FAVORITE PART OF THE COURSE
Positive reinforcement is defined by Powell et al. (2009) as, “The presentation of a stimulus (one that is usually considered pleasant or rewarding) following a response, which then leads to an increase in the future strength of response. One of my favorite examples of positive reinforcement is seen in the show The Big Bang Theory. In this show, an Asperger-like character named Sheldon wants to train his friend’s girlfriend to be quiet while watching movies. He begins by telling her to shush, and when she becomes quiet, he offers her a chocolate. Each time she is quiet, he again offers her a candy. Soon, she begins to be quiet without Sheldon asking, he again provides her with a candy. In this scenario, Sheldon provides Penny – the girlfriend – with a reward (the positive reinforcement) to elicit a particular response from her (her being quiet). Penny continues to engage in being quiet because she is unknowingly rewarded with a stimulus – the chocolate candy.
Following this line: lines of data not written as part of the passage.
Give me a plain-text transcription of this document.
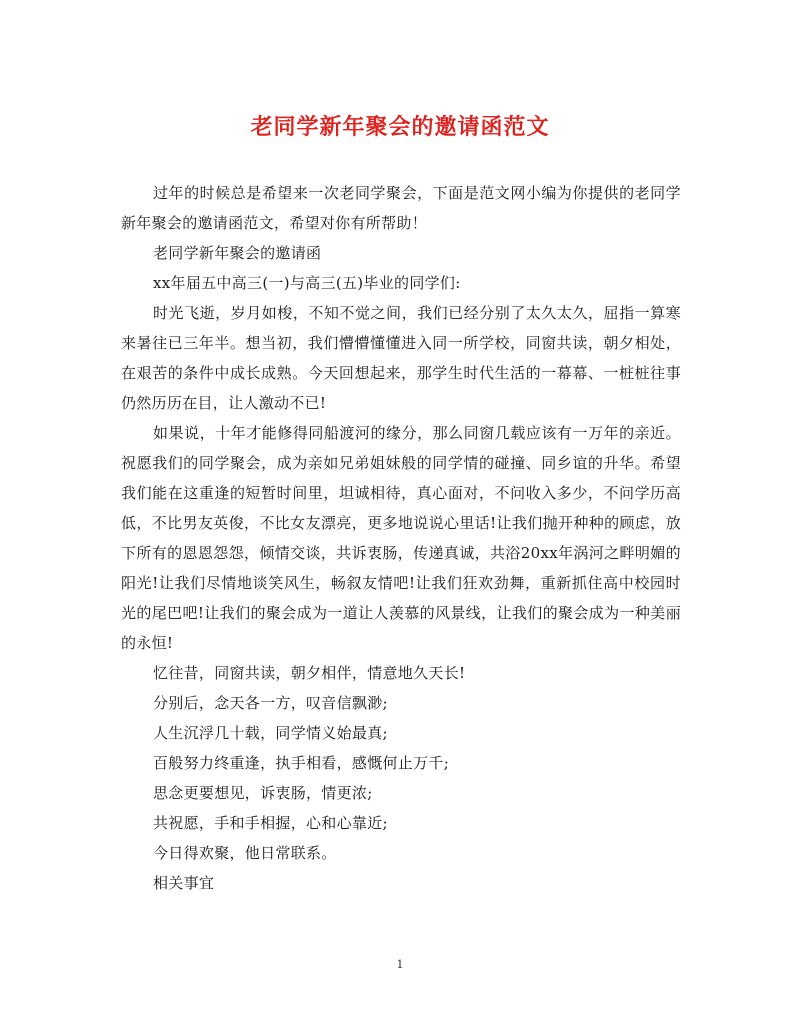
老同学新年聚会的邀请函范文

过年的时候总是希望来一次老同学聚会，下面是范文网小编为你提供的老同学新年聚会的邀请函范文，希望对你有所帮助！

老同学新年聚会的邀请函

xx年届五中高三(一)与高三(五)毕业的同学们:

时光飞逝，岁月如梭，不知不觉之间，我们已经分别了太久太久，屈指一算寒来暑往已三年半。想当初，我们懵懵懂懂进入同一所学校，同窗共读，朝夕相处，在艰苦的条件中成长成熟。今天回想起来，那学生时代生活的一幕幕、一桩桩往事仍然历历在目，让人激动不已!

如果说，十年才能修得同船渡河的缘分，那么同窗几载应该有一万年的亲近。祝愿我们的同学聚会，成为亲如兄弟姐妹般的同学情的碰撞、同乡谊的升华。希望我们能在这重逢的短暂时间里，坦诚相待，真心面对，不问收入多少，不问学历高低，不比男友英俊，不比女友漂亮，更多地说说心里话!让我们抛开种种的顾虑，放下所有的恩恩怨怨，倾情交谈，共诉衷肠，传递真诚，共浴20xx年涡河之畔明媚的阳光!让我们尽情地谈笑风生，畅叙友情吧!让我们狂欢劲舞，重新抓住高中校园时光的尾巴吧!让我们的聚会成为一道让人羡慕的风景线，让我们的聚会成为一种美丽的永恒!

忆往昔，同窗共读，朝夕相伴，情意地久天长!

分别后，念天各一方，叹音信飘渺;

人生沉浮几十载，同学情义始最真;

百般努力终重逢，执手相看，感慨何止万千;

思念更要想见，诉衷肠，情更浓;

共祝愿，手和手相握，心和心靠近;

今日得欢聚，他日常联系。

相关事宜

1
I find that positive reinforcement is seen daily in real life situations. For instance, I have seen many times my sister tell her children that she will reward them if they behave; for example, if all her children do their chores and follow directions, they will be rewarded with a dollar. Even though it is only a dollar, once the children are reminded of it when they start acting crazy, they immediately begin to behave because they want that feeling of pleasure they obtain when they receive that dollar bill. I have also seen positive reinforcement go terribly awry. For example, I was in a store the other day and saw a young girl screaming at the top of her lungs. Instead of her parent ignoring her requests for a stuffed animal, the parent gave in and bought her the toy in order to stop the child’s crying. Unknowingly, the mother reinforced her daughter’s behavior by rewarding her bad behavior with a positive stimulus. So, from now on, the daughter will most likely cry like the crazed maniac she is in order to be rewarded by her mother. I feel like this information is extremely important for current or future parents and current or future teachers.